Taking no chances: Restaurant owner Heng Teo Chean, 47 (right) and a worker filling up water into a large tank in Taman Midah, Cheras.
PETALING JAYA: The current water shortage may be due to a dry spell but consumption habits are not helping to solve the problem.
Malaysians use a lot of water and the amount is increasing every year.
According to National Water Services Commission data, the average Malaysian used 201 litres of water per day in 2009, 209 in 2010, 210 in 2011 and 212 in 2012.
The figures are among the highest in the region, said Fomca deputy secretary-general Foon Weng Lian.
Singapore’s per capita consumption of water is only 151 litres per capita per day while the United Nations recommendation is 150 litres, said Foon.
Getting Malaysians to save water has not been easy.
In 2007, Fomca and the then Ministry of Energy, Green Technology and Water conducted the Domestic Water Consumption Study.
“At the end of the study in 2010, we asked respondents whether they were willing to conserve water for the next three years. Seventy-five per cent of them said they were not willing to do so,” Foon said.
The finding showed up the failure of ad hoc water conservation campaigns, he said, adding:
“The water conservation campaign must be ongoing because Malaysians really need to be constantly reminded.”

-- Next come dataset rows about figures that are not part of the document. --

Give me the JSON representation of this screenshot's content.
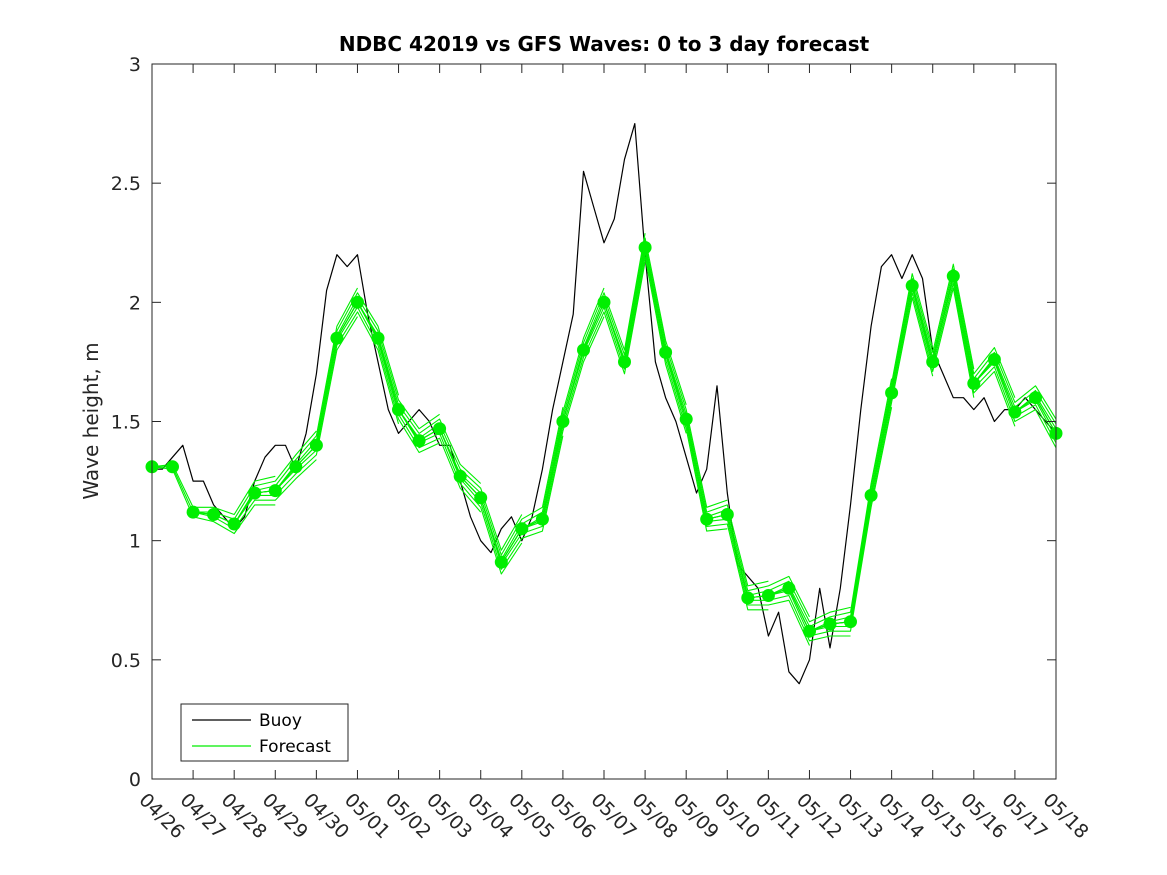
{
  "chart_data": {
    "type": "line",
    "title": "NDBC 42019 vs GFS Waves: 0 to 3 day forecast",
    "xlabel": "",
    "ylabel": "Wave height, m",
    "ylim": [
      0,
      3
    ],
    "yticks": [
      "0",
      "0.5",
      "1",
      "1.5",
      "2",
      "2.5",
      "3"
    ],
    "xlim": [
      "04/26",
      "05/18"
    ],
    "xticks": [
      "04/26",
      "04/27",
      "04/28",
      "04/29",
      "04/30",
      "05/01",
      "05/02",
      "05/03",
      "05/04",
      "05/05",
      "05/06",
      "05/07",
      "05/08",
      "05/09",
      "05/10",
      "05/11",
      "05/12",
      "05/13",
      "05/14",
      "05/15",
      "05/16",
      "05/17",
      "05/18"
    ],
    "grid": false,
    "legend": {
      "placement": "bottom-left",
      "entries": [
        "Buoy",
        "Forecast"
      ]
    },
    "colors": {
      "buoy": "#000000",
      "forecast": "#00ee00"
    },
    "series": [
      {
        "name": "Buoy",
        "x_days": [
          0,
          0.25,
          0.5,
          0.75,
          1,
          1.25,
          1.5,
          1.75,
          2,
          2.25,
          2.5,
          2.75,
          3,
          3.25,
          3.5,
          3.75,
          4,
          4.25,
          4.5,
          4.75,
          5,
          5.25,
          5.5,
          5.75,
          6,
          6.25,
          6.5,
          6.75,
          7,
          7.25,
          7.5,
          7.75,
          8,
          8.25,
          8.5,
          8.75,
          9,
          9.25,
          9.5,
          9.75,
          10,
          10.25,
          10.5,
          10.75,
          11,
          11.25,
          11.5,
          11.75,
          12,
          12.25,
          12.5,
          12.75,
          13,
          13.25,
          13.5,
          13.75,
          14,
          14.25,
          14.5,
          14.75,
          15,
          15.25,
          15.5,
          15.75,
          16,
          16.25,
          16.5,
          16.75,
          17,
          17.25,
          17.5,
          17.75,
          18,
          18.25,
          18.5,
          18.75,
          19,
          19.25,
          19.5,
          19.75,
          20,
          20.25,
          20.5,
          20.75,
          21,
          21.25,
          21.5,
          21.75,
          22
        ],
        "values": [
          1.3,
          1.3,
          1.35,
          1.4,
          1.25,
          1.25,
          1.15,
          1.1,
          1.05,
          1.1,
          1.25,
          1.35,
          1.4,
          1.4,
          1.3,
          1.45,
          1.7,
          2.05,
          2.2,
          2.15,
          2.2,
          1.95,
          1.75,
          1.55,
          1.45,
          1.5,
          1.55,
          1.5,
          1.4,
          1.4,
          1.25,
          1.1,
          1.0,
          0.95,
          1.05,
          1.1,
          1.0,
          1.1,
          1.3,
          1.55,
          1.75,
          1.95,
          2.55,
          2.4,
          2.25,
          2.35,
          2.6,
          2.75,
          2.2,
          1.75,
          1.6,
          1.5,
          1.35,
          1.2,
          1.3,
          1.65,
          1.2,
          0.9,
          0.85,
          0.8,
          0.6,
          0.7,
          0.45,
          0.4,
          0.5,
          0.8,
          0.55,
          0.8,
          1.15,
          1.55,
          1.9,
          2.15,
          2.2,
          2.1,
          2.2,
          2.1,
          1.8,
          1.7,
          1.6,
          1.6,
          1.55,
          1.6,
          1.5,
          1.55,
          1.55,
          1.6,
          1.55,
          1.5,
          1.45
        ]
      },
      {
        "name": "Forecast",
        "x_days": [
          0,
          0.5,
          1,
          1.5,
          2,
          2.5,
          3,
          3.5,
          4,
          4.5,
          5,
          5.5,
          6,
          6.5,
          7,
          7.5,
          8,
          8.5,
          9,
          9.5,
          10,
          10.5,
          11,
          11.5,
          12,
          12.5,
          13,
          13.5,
          14,
          14.5,
          15,
          15.5,
          16,
          16.5,
          17,
          17.5,
          18,
          18.5,
          19,
          19.5,
          20,
          20.5,
          21,
          21.5,
          22
        ],
        "values": [
          1.31,
          1.31,
          1.12,
          1.11,
          1.07,
          1.2,
          1.21,
          1.31,
          1.4,
          1.85,
          2.0,
          1.85,
          1.55,
          1.42,
          1.47,
          1.27,
          1.18,
          0.91,
          1.05,
          1.09,
          1.5,
          1.8,
          2.0,
          1.75,
          2.23,
          1.79,
          1.51,
          1.09,
          1.11,
          0.76,
          0.77,
          0.8,
          0.62,
          0.65,
          0.66,
          1.19,
          1.62,
          2.07,
          1.75,
          2.11,
          1.66,
          1.76,
          1.54,
          1.6,
          1.45
        ]
      }
    ]
  }
}
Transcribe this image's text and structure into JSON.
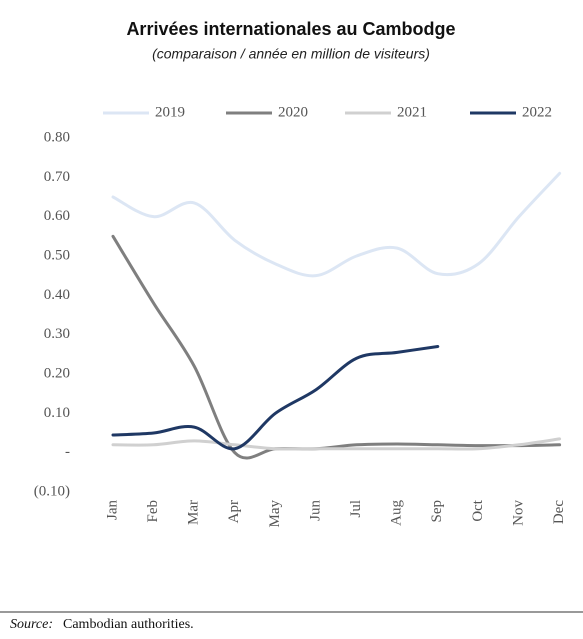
{
  "chart_data": {
    "type": "line",
    "title": "Arrivées internationales au Cambodge",
    "subtitle": "(comparaison / année en million de visiteurs)",
    "categories": [
      "Jan",
      "Feb",
      "Mar",
      "Apr",
      "May",
      "Jun",
      "Jul",
      "Aug",
      "Sep",
      "Oct",
      "Nov",
      "Dec"
    ],
    "series": [
      {
        "name": "2019",
        "color": "#dce6f4",
        "values": [
          0.65,
          0.6,
          0.635,
          0.54,
          0.48,
          0.45,
          0.5,
          0.52,
          0.455,
          0.48,
          0.6,
          0.71
        ]
      },
      {
        "name": "2020",
        "color": "#7f7f7f",
        "values": [
          0.55,
          0.38,
          0.22,
          0.0,
          0.01,
          0.01,
          0.02,
          0.022,
          0.02,
          0.018,
          0.018,
          0.02
        ]
      },
      {
        "name": "2021",
        "color": "#d0d0d0",
        "values": [
          0.02,
          0.02,
          0.03,
          0.02,
          0.01,
          0.01,
          0.01,
          0.01,
          0.01,
          0.01,
          0.02,
          0.035
        ]
      },
      {
        "name": "2022",
        "color": "#1f3864",
        "values": [
          0.045,
          0.05,
          0.065,
          0.01,
          0.1,
          0.16,
          0.24,
          0.255,
          0.27,
          null,
          null,
          null
        ]
      }
    ],
    "ylim": [
      -0.1,
      0.8
    ],
    "yticks": [
      {
        "value": 0.8,
        "label": "0.80"
      },
      {
        "value": 0.7,
        "label": "0.70"
      },
      {
        "value": 0.6,
        "label": "0.60"
      },
      {
        "value": 0.5,
        "label": "0.50"
      },
      {
        "value": 0.4,
        "label": "0.40"
      },
      {
        "value": 0.3,
        "label": "0.30"
      },
      {
        "value": 0.2,
        "label": "0.20"
      },
      {
        "value": 0.1,
        "label": "0.10"
      },
      {
        "value": 0,
        "label": "-"
      },
      {
        "value": -0.1,
        "label": "(0.10)"
      }
    ],
    "grid": false,
    "legend": "top",
    "source_label": "Source:",
    "source_text": "Cambodian authorities."
  }
}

Some consumers affected by the rationing exercise in Selangor were collecting excess water each time their taps flowed as they were fearful of them running dry, said Foon.
M. Yoga and his family had been storing water in three 25-gallon buckets at their home in Bandar Utama.
The head of the household of eight (which includes his wife, four children, mother-in-law and maid) would prefer a one day on, one day off rationing system instead of the present two days on, two days off.
“We’re not at home during the day and although I’ve told the maid not to fill up all the buckets, she continues to do so because she fears the cut may extend from two days to three without any notice.
Lin Dahalan, her husband and three children are getting by with a 30-gallon bucket at their home in Puchong, but feel they are cutting it fine.
“The water goes off at sharp 10am but only comes back on to the third floor around 10pm on the third day.There’s always a possibility we could run out,” she said.
Foon said the current shortage must be seen by all as a wake-up call about the importance of water conservation and good management of water resources.
He said planners drawing up the country’s long-term water supply policy must take into account not just consumption habits but the effect of increasingly unpredictable weather.